A Vietnamese soup called pho is becoming more popular in America and even has potential for fast food menus.

Not long ago in foodservice, menu trends were birthed in fine dining. Swaddled in white linen, if a dish had legs (figuratively speaking), it toddled off its lofty perch to win hearts and taste buds of souls frequenting lower-check-average dining operations. The Caesar salad is one of the best examples. Born in 1924 at an elegant restaurant in Tijuana, it crossed the border to be welcomed at an astonishing breadth of concepts in the U.S. Today it bears grape tomatoes and an endorsement by Paul Newman at the giant of quick-service restaurants, McDonald’s. Likewise, chicken Florentine used to be presented on a bed of spinach and topped with Mornay sauce in only the highest falutin’ places, and you’ll still find it there. But it’s also a sandwich (grilled or crispy and topped with Swiss cheese) at Fuddruckers.

The notion that a bona fide food trend can take flight only from the platform of fine dining was challenged everlastingly by the advent of the wrap sandwich. What put the wrap on the map was its explosive popularity in the quick-service Mexican segment about a decade ago. Now everywhere and, speaking virtually, every tongue. Even The Ritz-Carlton, Chicago, rolls out the red carpet for the wrap sandwich, evidenced by seared ahi tuna, a slaw of daikon and Napa cabbage, and soy/miso dressing in a flour tortilla on The Café menu. The wrap proved forever that a real menu trend, thanks to Americans’ eternal search for something novel but practical (not to mention tasty and affordable), can trickle up as well as down.
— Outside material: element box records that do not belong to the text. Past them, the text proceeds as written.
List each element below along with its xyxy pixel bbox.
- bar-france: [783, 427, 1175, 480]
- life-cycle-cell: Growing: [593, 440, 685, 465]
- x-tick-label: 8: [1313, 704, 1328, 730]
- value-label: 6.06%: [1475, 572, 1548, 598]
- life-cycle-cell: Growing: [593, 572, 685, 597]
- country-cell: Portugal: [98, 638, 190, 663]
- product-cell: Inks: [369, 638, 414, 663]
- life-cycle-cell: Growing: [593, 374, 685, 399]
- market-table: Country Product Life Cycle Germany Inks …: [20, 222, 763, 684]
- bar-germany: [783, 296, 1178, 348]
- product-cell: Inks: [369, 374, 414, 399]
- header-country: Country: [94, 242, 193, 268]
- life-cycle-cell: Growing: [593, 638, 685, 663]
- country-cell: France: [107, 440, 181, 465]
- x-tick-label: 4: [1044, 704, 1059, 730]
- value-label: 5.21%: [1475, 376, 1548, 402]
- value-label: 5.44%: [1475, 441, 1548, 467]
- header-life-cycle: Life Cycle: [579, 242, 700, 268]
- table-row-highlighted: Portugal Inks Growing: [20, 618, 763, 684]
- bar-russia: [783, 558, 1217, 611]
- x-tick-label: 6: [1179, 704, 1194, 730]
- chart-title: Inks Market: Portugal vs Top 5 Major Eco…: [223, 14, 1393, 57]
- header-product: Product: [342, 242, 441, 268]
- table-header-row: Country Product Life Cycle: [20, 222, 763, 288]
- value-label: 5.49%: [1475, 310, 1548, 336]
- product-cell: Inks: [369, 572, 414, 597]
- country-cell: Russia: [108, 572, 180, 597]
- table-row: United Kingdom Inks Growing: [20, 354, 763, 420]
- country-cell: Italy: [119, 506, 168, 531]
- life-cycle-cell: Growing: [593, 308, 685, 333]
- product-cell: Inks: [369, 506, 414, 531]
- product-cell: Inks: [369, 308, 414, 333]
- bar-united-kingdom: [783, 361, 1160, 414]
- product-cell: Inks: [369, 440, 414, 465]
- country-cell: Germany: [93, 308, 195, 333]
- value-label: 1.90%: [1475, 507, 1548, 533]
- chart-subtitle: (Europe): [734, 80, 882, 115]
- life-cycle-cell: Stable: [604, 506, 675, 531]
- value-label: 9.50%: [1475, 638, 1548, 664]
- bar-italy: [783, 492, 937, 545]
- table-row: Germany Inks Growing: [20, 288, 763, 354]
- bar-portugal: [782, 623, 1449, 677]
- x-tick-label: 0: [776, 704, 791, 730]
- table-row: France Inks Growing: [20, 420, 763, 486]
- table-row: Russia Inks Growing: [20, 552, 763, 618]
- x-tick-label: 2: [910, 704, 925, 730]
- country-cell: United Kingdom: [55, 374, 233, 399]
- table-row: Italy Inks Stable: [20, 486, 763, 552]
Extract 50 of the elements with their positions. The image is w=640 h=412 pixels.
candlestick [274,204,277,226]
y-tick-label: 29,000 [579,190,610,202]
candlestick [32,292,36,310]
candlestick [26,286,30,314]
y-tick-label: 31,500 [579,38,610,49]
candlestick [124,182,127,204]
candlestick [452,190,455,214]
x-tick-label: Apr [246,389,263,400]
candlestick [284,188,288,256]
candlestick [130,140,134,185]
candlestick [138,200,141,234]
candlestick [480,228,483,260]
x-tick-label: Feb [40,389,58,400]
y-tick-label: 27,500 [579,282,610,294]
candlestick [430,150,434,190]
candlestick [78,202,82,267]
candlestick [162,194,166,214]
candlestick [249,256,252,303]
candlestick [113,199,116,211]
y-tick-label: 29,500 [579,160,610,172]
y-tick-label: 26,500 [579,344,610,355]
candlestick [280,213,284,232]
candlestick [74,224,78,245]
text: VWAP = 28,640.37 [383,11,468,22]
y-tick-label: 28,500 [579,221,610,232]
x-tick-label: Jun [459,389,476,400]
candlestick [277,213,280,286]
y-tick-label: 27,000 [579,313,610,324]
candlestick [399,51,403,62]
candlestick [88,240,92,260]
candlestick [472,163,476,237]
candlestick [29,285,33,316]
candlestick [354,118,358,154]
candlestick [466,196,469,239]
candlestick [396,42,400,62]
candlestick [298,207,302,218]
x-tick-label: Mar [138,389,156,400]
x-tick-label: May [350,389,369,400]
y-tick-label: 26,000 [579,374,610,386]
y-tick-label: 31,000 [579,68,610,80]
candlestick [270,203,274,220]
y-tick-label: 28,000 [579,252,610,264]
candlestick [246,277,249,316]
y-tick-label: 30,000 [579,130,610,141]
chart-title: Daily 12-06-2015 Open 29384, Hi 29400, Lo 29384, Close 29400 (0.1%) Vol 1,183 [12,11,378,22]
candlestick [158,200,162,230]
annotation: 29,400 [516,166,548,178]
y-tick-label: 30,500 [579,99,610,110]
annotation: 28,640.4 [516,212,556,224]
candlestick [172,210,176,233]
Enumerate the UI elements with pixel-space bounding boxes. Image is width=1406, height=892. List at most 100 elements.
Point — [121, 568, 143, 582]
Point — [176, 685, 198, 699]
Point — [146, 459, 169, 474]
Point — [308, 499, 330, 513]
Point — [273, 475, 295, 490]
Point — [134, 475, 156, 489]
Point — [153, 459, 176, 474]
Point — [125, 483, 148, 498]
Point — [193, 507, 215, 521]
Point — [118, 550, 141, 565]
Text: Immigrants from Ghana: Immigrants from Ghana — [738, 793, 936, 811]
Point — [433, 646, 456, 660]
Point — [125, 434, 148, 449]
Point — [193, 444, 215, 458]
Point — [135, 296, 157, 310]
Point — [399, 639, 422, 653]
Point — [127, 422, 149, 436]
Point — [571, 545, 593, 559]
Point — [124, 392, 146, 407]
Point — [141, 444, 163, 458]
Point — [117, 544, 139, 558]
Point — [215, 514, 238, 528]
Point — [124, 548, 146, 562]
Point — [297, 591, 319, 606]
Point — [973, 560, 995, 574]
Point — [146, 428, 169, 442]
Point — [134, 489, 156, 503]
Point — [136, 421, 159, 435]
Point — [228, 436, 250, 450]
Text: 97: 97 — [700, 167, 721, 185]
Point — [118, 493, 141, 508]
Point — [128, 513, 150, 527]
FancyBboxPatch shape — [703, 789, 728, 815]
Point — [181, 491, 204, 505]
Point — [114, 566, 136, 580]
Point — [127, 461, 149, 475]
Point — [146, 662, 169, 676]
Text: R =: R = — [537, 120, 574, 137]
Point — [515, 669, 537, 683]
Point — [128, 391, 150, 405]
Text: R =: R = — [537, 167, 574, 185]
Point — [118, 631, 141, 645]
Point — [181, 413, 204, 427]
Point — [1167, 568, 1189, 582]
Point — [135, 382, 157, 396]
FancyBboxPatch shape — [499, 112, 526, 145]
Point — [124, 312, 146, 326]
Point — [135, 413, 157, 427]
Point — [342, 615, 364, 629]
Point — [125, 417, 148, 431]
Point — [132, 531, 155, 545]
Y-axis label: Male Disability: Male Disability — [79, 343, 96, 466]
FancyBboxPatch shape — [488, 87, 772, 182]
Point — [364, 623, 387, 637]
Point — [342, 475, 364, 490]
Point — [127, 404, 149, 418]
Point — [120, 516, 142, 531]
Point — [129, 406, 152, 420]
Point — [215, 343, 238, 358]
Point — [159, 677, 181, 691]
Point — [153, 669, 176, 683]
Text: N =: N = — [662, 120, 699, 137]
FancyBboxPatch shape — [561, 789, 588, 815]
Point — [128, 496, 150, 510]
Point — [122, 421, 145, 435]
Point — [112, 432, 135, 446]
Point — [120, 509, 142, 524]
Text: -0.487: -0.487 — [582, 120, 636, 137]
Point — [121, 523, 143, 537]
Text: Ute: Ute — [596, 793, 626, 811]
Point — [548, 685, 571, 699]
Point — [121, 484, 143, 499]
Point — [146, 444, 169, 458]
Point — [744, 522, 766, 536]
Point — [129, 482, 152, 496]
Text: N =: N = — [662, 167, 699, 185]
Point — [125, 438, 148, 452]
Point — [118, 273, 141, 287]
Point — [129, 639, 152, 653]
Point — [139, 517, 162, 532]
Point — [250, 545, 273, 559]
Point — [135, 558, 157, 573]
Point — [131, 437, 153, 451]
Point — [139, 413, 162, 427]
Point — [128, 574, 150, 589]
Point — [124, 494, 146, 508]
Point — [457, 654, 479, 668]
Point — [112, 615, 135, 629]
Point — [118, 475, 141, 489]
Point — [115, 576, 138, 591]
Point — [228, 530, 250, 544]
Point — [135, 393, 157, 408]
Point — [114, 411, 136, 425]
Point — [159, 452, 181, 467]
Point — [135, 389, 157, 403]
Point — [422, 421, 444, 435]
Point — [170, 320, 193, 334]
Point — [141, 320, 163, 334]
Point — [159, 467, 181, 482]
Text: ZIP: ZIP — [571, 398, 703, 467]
Enter pho (pronounced “fuh”). It’s an understatement to say that this Vietnamese soup characterized by steaming-hot broth with rice noodles is hard to find; relatively speaking given the number of restaurants operating in the U.S., it’s hardly anywhere. But where it plays, it’s huge.

Just ask Tom Bird. The brains behind single-unit, fast-casual Pho Fusion Asian in Denver believes pho is about to take Americans’ taste buds by storm, so he’s in expansion mode. There’s also Mai Pham, whose phos served at the casual cousin to her award-winning restaurant in Sacramento, California, inspired bases bearing her name from Campbell Soup Company-owned StockPot. Pho is called something less exotic at Big Bowl, a fast-casual Chinese/Thai concept based in Chicago, and it’s the best-selling soup in some markets.

So enamored with pho is Los Angeles-based Internet marketer Tom Nguyen that his Web site, www.PhoFever.com, strives to list every restaurant serving pho in America, including units owned by the larget pho chain in the world, Pho Hoa—founded in San Jose, California, in 1984 and today boasting 40 units in North America and 35 units collectively in Hong Kong, Singapore, Korea, and the Philippines. Nine units of Pho Hoa are scheduled to open on both continents within the next year. Music executive Jim Griffin even credits pho for the latest developments in digital MP3 technology thanks to “pho kitchen” clatches that he launched in Los Angeles in 1998 and today regularly draw music techno-heads together worldwide.